Malaysian petroleum project: Angry president reprimands Ranatunga for delaying licences
Rs. 5b iPad project stopped again; PM to head committee to work out guidelines; pilot project to be launched
President Maithripala Sirisena strongly reprimanded Petroleum Resources Development Minister Arjuna Ranatunga at last Tuesday’s weekly ministerial meeting for unduly delaying the issue of licences to a Malaysian firm for a project in Sri Lanka.
The Kuala Lumpur-based Hirax Oil Sdn Bhd, manufacturers of petroleum derivatives including lubricants, had already set up a USD10 million production facility in Muthurajawela. This was in collaboration with the Ceylon Petroleum Corporation (CPC) which was to become the sole owners in 10 years. Details of the joint venture deal had been cleared by the Attorney General before it was concluded.
Former Malaysian Prime Minister Najib Razak, who visited Sri Lanka in December last year, was to have declared open the venture. However, it then came to light that the Petroleum Resources Development Ministry had not issued the required operational licences and the event could not be held.
At Tuesday’s cabinet meeting, ministers took up for dis- cussion a memorandum by Minister Ranatunga. In that, he had declared that further discussions needed to be held before the project could be finalised.

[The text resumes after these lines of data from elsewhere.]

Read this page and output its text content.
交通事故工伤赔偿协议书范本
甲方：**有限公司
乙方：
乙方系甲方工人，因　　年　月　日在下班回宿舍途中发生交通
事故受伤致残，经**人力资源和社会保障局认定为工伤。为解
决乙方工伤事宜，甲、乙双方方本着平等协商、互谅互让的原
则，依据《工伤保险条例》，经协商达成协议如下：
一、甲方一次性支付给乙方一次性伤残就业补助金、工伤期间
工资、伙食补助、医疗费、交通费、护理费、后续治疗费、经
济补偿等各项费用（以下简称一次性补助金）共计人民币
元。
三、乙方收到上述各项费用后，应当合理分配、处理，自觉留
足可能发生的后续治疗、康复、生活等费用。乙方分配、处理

A ministerial source confessed, “I have never seen President Sirisena so angry any time before. He appeared very agitated.”
Mr Sirisena exhorted: “There is no point in talking any more. Issue the licence today itself without any further delay.” Provincial Councils, Local Government and Sports Minister Faiszer Musthapha also complained about the undue delays in commissioning the factory. Without the licences, they could not import raw materials required, he pointed out. Mr Ranatunga tried to dismiss the charge on the grounds that his ministerial colleague was known to those in the Malaysian firm.
Highly placed government sources acknowledged yesterday that there were complaints that a politician had asked the representative of the Malaysian firm to meet his relative. At the meeting, the relative in question had asked for USD250,000 each for three different licences claiming that funds were required for political activity. The firm in question had, thereafter, threatened to go for arbitration saying they had a sound legal case. A source close to Minister Ranatunga, however, denied there were any moves to seek bribes and claimed “there were no improprieties.”
President Sirisena also put a halt to a proposal for the third time by Education Minister Akila Viraj Kariyawasam to spend five billion rupees to import iPads to be issued free to GCE Advanced Level students. This proposal was discussed at length in November last year but the matter was put on hold. Issuing iPads was a proposal in the government’s 2017 budget.
Commenting on the proposal, President Sirisena pointed out that schools were without basic amenities like buildings, toilet facilities, furniture and faced a number of other shortcomings.
He said he was not against the Education Minister’s proposal and it should not be construed as such. In principle, he said, a rational view had to be taken so other shortcomings in schools that caused great inconvenience to students were addressed.
President Sirisena recalled how he had a meeting with university academics earlier in the week about this subject.
Many were of the view that there was also a darker side to the free issue of iPads. There was no way of preventing the students from accessing porn sites. Even if passwords were introduced, in no time they would learn how to bypass them.
In view of this, he said, there should only be a limited pilot project. Prime Minister Ranil Wickremesinghe will chair a committee that will formulate the guidelines under this pilot project, he said.
In light of this, ministers agreed that there would initially be a pilot project at a lesser cost. Based on the outcome of this pilot project, a decision would be taken whether or not to continue with the free iPad issue to some 175,000 students.